Do I call something like (MyType)new XmlSerializer(typeof(MyType)).Deserialize(new XMLReader(Table.WriteXML()));

Upvotes: 1

Views: 2284

Answers (2)

Jeff Sternal
Jeff Sternal

Reputation: 48583

I recommend writing classes to perform this transformation instead of using XML serialization, which requires a lot of extra work and ties your objects too closely to your data model.

On the other hand, sometimes you just have to deserialize collections from XML. To accomplish this, all you need to do is tell the XmlSerializer which node to map to the collection.

By default, DataTable.WriteXml creates a root element called <DocumentElement>. For example, if you write from a DataTable called "Name" that has "FirstName" and "LastName" columns, you'll get this:

<DocumentElement>
    <Name>
        <FirstName>Jon</FirstName>
        <LastName>User</LastName>
    </Name>
</DocumentElement>

The problem is that the XmlSerializer doesn't know that "DocumentElement" should be deserialized to your collection class. There are two ways to tell it how.

By Convention

The XmlSerializer knows that a root element named "ArrayOfMyClass" should map to collections of MyClass.

Add your DataTable to a DataSet named "ArrayOfMyClass" to serialize it like this ...

<ArrayOfMyClass>
    <MyClass>
    // ... elements that map to properties of MyClass
    </MyClass>
</ArrayOfMyClass>

.... which deserializes into a List<MyClass> as desired.

By Hand

As an alternative, you can do it like this:

XmlRootAttribute root       = new XmlRootAttribute("DocumentElement");
XmlSerializer    serializer = new XmlSerializer(typeof(List<Name>), root);

Presuming everything else is ok (that is, your data row column names match your class' property names), this will deserialize as expected into your List<MyClass>.
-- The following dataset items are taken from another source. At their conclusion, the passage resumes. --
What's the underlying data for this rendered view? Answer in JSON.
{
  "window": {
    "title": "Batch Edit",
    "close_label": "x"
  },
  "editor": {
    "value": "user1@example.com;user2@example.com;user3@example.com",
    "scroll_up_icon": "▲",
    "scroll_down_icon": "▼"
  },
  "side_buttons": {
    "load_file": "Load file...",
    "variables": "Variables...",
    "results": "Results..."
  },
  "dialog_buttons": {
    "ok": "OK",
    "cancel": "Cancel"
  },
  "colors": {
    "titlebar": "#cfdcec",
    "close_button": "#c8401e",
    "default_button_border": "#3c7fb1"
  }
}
Edit: note that this approach has a rather severe problem (with a moderately cumbersome workaround) described in this SO question: XmlSerializer Performance Issue.

Upvotes: 2

d91-jal
d91-jal

Reputation: 1017

If I understand your question correctly, you want to put the fields of each row of data into instances of YourClass and then store the instances in a List?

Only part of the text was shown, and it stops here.